112. Samuel Adams Norse Legend

Sam Adams Norse Legend

With references dating it as far back as 1366, and found prominently throughout the Viking and Medieval periods, the sahti is a beer that is sure to make all you mead-swilling, Renaissance Festival-attending, Odin-worshipping, Game of Thrones nerds quiver with a joy you haven’t felt since you won your Dungeons and Dragons fantasy jousting league.

This traditional Finnish beer is flavored with juniper berries, either on their own or in addition to hops. The mash would then be run through a kuurna; an old-timey lauter tun, and then strained through juniper branches to impart a deep earthy flavor. In the Samuel Adams sahti recreation, Norse Legend, the beer is aged on a bed of juniper berries to produce a similar effect.

In Norse society, beer was most exclusively brewed by women, being viewed as a sacred homesteading practice. In Scandanavia, two types of sahti’s were brewed, one for men and one for women. For the men, tupulisahti, a stronger strand consisting of the first brew-runnings, and for the women, jälkijuoma, a weaker version.
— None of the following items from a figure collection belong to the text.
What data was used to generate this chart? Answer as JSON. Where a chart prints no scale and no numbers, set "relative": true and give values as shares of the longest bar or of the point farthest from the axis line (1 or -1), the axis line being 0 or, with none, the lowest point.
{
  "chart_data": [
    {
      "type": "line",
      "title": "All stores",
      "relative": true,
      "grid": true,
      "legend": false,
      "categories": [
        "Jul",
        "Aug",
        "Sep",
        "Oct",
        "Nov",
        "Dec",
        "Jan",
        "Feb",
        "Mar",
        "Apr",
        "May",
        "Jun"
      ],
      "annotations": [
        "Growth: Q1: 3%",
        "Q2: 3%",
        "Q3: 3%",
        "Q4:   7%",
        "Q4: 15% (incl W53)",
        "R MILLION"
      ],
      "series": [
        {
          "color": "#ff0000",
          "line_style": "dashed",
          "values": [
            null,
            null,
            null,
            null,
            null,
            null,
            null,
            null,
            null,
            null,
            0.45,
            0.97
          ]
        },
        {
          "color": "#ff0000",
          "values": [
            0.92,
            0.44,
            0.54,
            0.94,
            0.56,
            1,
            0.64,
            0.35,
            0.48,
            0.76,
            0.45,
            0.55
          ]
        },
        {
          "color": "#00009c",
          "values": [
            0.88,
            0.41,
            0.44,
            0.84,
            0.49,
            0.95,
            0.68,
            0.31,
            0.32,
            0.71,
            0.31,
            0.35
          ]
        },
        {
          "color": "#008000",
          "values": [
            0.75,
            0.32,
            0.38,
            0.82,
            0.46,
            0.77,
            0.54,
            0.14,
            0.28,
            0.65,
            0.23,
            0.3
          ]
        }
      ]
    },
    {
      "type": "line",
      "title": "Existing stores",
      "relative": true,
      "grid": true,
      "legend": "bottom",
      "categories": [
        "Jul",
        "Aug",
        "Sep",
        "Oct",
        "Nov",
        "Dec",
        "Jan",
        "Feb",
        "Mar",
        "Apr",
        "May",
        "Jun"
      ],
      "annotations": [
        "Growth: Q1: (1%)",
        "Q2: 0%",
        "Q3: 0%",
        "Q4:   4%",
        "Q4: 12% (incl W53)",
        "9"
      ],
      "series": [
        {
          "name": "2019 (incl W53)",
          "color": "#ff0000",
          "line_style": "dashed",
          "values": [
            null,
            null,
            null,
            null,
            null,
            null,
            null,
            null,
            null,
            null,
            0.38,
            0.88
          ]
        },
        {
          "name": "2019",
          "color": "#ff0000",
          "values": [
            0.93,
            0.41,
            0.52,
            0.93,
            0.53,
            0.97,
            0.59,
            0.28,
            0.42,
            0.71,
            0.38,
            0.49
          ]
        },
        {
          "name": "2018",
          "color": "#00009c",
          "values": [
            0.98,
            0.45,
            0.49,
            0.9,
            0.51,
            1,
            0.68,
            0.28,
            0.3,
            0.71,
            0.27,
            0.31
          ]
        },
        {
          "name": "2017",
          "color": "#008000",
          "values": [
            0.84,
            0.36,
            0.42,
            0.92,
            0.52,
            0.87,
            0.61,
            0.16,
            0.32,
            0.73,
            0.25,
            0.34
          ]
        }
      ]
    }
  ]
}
At the Boston branch of Samuel Adams, where most of the smaller batches and barrel-aged collections are developed, brewer Jennifer Glanville has been carefully crafting the sahti over the past 9 years. It has finally been released as part of the Sam Adams Small Batch Series. Check out some of our past reviews on other Limited Sam Adams; Cinder Bock and Merry Mischief.

A long-lasting off-white head rests atop a bright amber body with a light haze. You can appreciate the herbal properties right off the bat via the nose; juniper berries, spruce, pine, wood, plus a light caramel/sweet malt.

I was expecting a big farmhouse yeasty presence, but found instead, a very clean flavor. Sweetness levels are high. I get a bit of a cotton-candy sugar aspect, along with light smoke that briefly touches the palate. The flavor consists of bright pine qualities and grapefruit citrus, followed by earthy undertones of wood and cedar. The juniper berries invade all of your sensory receptors and though I know it was brewed with Hallertau hops, leaves me thinking gruit strong ale or maybe even an amber with added herbs.

This is a very malt-forward beer, relying heavily on caramelized malts and a toffee sweetness. It has a medium to medium-full body, with a heavy carbonation, creamy mouthfeel, and a sticky finish.

Enjoy it while listening to some Swedish doom metal.